[
https://issues.apache.org/jira/browse/HBASE-3880?page=com.atlassian.jira.plugin.system.issuetabpanels:comment-tabpanel&focusedCommentId=13035707#comment-13035707
]
Bill Graham commented on HBASE-3880:
------------------------------------
Sounds good, I'm working on the following changes to {{TsvImporter}}:
* Make {{TsvImporter}} an outer class and rename it to {{TsvImporterMapper}}.
* Change the {{setup}} method to public from protected.
* Expose getters for {{ts}}, {{skipBadLines}} and {{badLineCount}}.
* Add {{incrementBadLineCount(int count)}} method.
I should have a patch ready soon unless there are other suggestions/comments.

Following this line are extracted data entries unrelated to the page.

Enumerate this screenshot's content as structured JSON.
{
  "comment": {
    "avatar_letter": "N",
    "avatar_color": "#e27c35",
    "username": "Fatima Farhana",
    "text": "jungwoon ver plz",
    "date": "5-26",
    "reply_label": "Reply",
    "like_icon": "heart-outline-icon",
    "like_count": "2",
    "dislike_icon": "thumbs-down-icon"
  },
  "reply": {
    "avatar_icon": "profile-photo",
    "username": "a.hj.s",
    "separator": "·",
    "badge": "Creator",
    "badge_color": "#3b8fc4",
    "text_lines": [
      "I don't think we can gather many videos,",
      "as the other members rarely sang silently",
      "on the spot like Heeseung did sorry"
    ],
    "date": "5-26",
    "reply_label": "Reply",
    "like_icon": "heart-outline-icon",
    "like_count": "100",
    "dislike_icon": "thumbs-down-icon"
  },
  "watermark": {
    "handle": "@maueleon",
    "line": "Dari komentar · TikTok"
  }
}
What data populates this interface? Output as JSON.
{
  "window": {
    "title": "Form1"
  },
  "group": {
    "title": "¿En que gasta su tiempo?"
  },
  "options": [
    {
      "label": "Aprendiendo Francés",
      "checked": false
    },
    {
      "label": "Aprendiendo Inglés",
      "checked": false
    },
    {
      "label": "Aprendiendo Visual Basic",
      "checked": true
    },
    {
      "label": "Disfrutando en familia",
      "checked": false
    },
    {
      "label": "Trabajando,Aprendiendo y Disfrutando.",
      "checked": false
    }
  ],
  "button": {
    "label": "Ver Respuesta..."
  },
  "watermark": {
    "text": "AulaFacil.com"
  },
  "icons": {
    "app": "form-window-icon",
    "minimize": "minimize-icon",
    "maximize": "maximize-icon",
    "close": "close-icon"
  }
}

For now I was going to leave the {{TsvParser}} as an inner class, unless anyone
things that would be useful as well.
> Make mapper function in ImportTSV plug-able
> -------------------------------------------
>
> Key: HBASE-3880
> URL: https://issues.apache.org/jira/browse/HBASE-3880
> Project: HBase
> Issue Type: New Feature
> Reporter: Bill Graham
> Assignee: Bill Graham
> Attachments: HBASE-3880_1.patch
>
>
> It would be really useful to allow the ability to specify a different Mapper
> for the {{ImportTsv}} class to use than the current {{TsvImporter}}. This
> would allow transformations to be made on the input data before being added
> to HBase. One suggestion is to add a new command line option to specify a
> user defined mapper (UDM?). Or maybe instead we just refactor it to be
> extended where a subclass can specify a new mapper.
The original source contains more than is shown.